Tarihî oyunlar dışında Oflazoğlu, köy konulu oyunlar ve sembolik oyunlar da kaleme alır (Enginün 2019). Konusunu köyden alan tiyatrolardan ilki Keziban'dır. Ayrıca yazarın ilk tiyatro eseri de olan Keziban, kan davası ve töre üzerine kurgulanır. Tek perde ve üç sahneden oluşan eser, trajedi türündedir. Eser, bir dönem ödevi olarak, yazarın Amerika eğitimi sırasında hazırlanır ve ilk gösterimi Amerika'da yapılır. Metne damga vuran, psikolojik derinliktir. Keziban'ın oğulları öldürülmüştür ve kadın, torunu Ali'den intikam almasını beklemektedir. Ali ise barışçıldır fakat üzerindeki baskıya dayanamayarak düşman ailenin kızını kaçırır, böylece erkekliğine halel getirmediğini düşünür ancak düşmanlarca öldürülür. Kaçırdığı kız ise hamiledir. Keziban nihayetinde umudunu soyun devamı olacak bu çocuğa bağlamış, intikamı onun alacağına inanmıştır. Köy konulu oyunların ikincisi olan Allah’ın Dediği Olur, tek perdelik, manzum komedidir. Gerçek bir hayat hikâyesinden esinlenilerek oluşturulur. Kaderci anlayışın eleştirildiği eser, daha sonra Keziban ile birleştirilir. Toprak reformunu kötüye kullanan ve halkı sömürerek, ellerinden hilelerle topraklarını alan ağanın, köyün okumuş gençleri tarafından tuzağa düşürülüşü işlenir. Bu başlıktaki üçüncü eser ise Elif Ana'dır. İyi ile kötünün karşıtlığı esasında kurgulanan, iki perdeden oluşan bir trajedi olan Eserin kahramanı Elif Ana, insanlara iyilik ettiği müddetçe hayatın yolunda gideceğine inanan, anneliğin toplumsal manasını yansıtan, kuvvetli bir karakterdir. Elif Ana'nın karşı kahramanı, bir zamanlar kendisini sevmiş olan Şükrü'dür ve eser, ikisinin mücadelesini işler.
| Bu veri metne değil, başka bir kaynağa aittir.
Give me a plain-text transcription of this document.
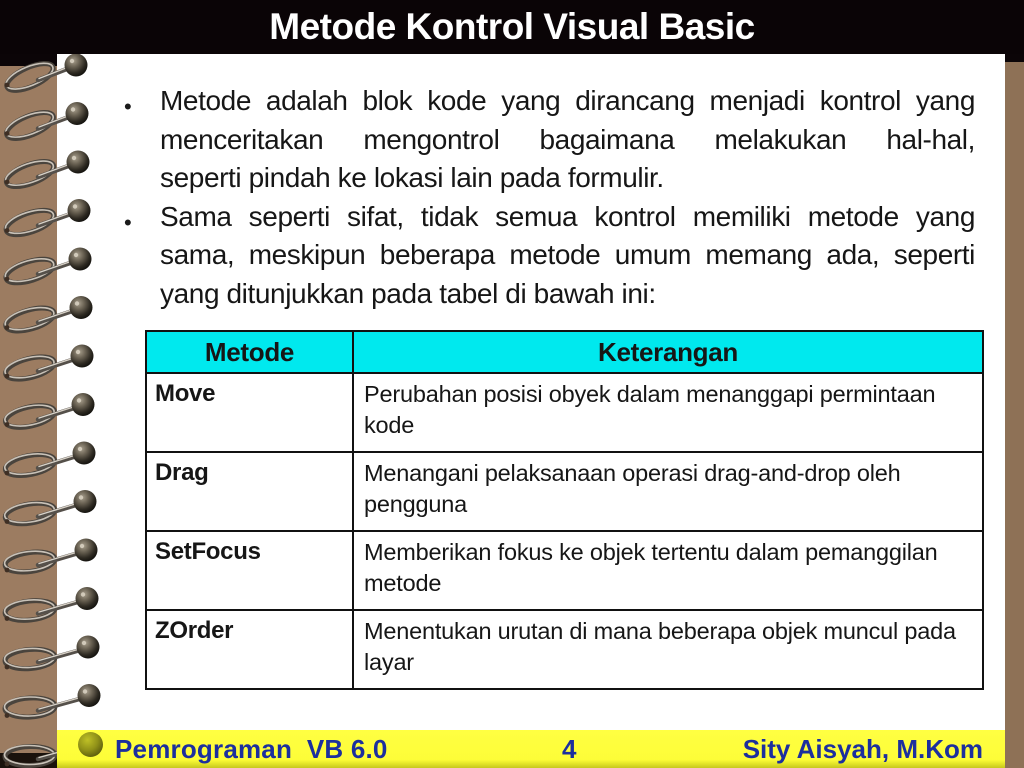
Metode Kontrol Visual Basic
• Metode adalah blok kode yang dirancang menjadi kontrol yang
menceritakan mengontrol bagaimana melakukan hal-hal,
seperti pindah ke lokasi lain pada formulir.
• Sama seperti sifat, tidak semua kontrol memiliki metode yang
sama, meskipun beberapa metode umum memang ada, seperti
yang ditunjukkan pada tabel di bawah ini:
Metode	Keterangan
Move	Perubahan posisi obyek dalam menanggapi permintaan kode
Drag	Menangani pelaksanaan operasi drag-and-drop oleh pengguna
SetFocus	Memberikan fokus ke objek tertentu dalam pemanggilan metode
ZOrder	Menentukan urutan di mana beberapa objek muncul pada layar
Pemrograman  VB 6.0	4	Sity Aisyah, M.Kom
Enginün'ün sembolik oyunlar (Enginün, 2010) içerisinde değerlendirdiği Gardiyan, felsefî nitelikte bir oyundur ve gardiyan tipi, toplumsal dayatmaların tamamına işaret eden bir alegoriyi karşılar. Gardiyan'ın belindeki kırbaç, onlara karşı hiç kullanılmadığı hâlde mahkûmlar için ortak bir korku nesnesidir. Gardiyanı öldürmek istemelerine rağmen, kırbacın gösterilmesi bile onları eylemden uzaklaştırır. İki perdelik bir komedi olan Dörtbaşımamur Şahin Çakırpençe, tek amacı kadınları elde etmek olan Şahin ile onun zıt karakteri; insancıl fakat pısırık Mazlum'un maceralarını işler. Güzellik ile Aşk, Şeyh Galib’in Hüsn ü Aşk isimli eserinden hareketle hazırlanan müzikal bir uyarlamadır. Sokrates Savunuyor, iki perdelik bir manzum trajedidir. Sokrates’in hem devri hem de modern çağdaki yansımaları bakımından işlendiği eserde, insanın bilgiyle olan ilişkisi de sorgulanır. Korkut Ata, iki perdelik bir oyundur ve eserde epik söylem belirgindir. Yazara 2001 yılında Türkçe’yi En İyi Kullanan Yazar Ödülü'nü kazandıran ve Dede Korkut'un Boğaç Han, Bamsı Beyrek, Deli Dumrul ve Kan Turalı anlatılarından hareketle oluşturulan eser, kolektif kimliğe dair önemli birikimler sunar.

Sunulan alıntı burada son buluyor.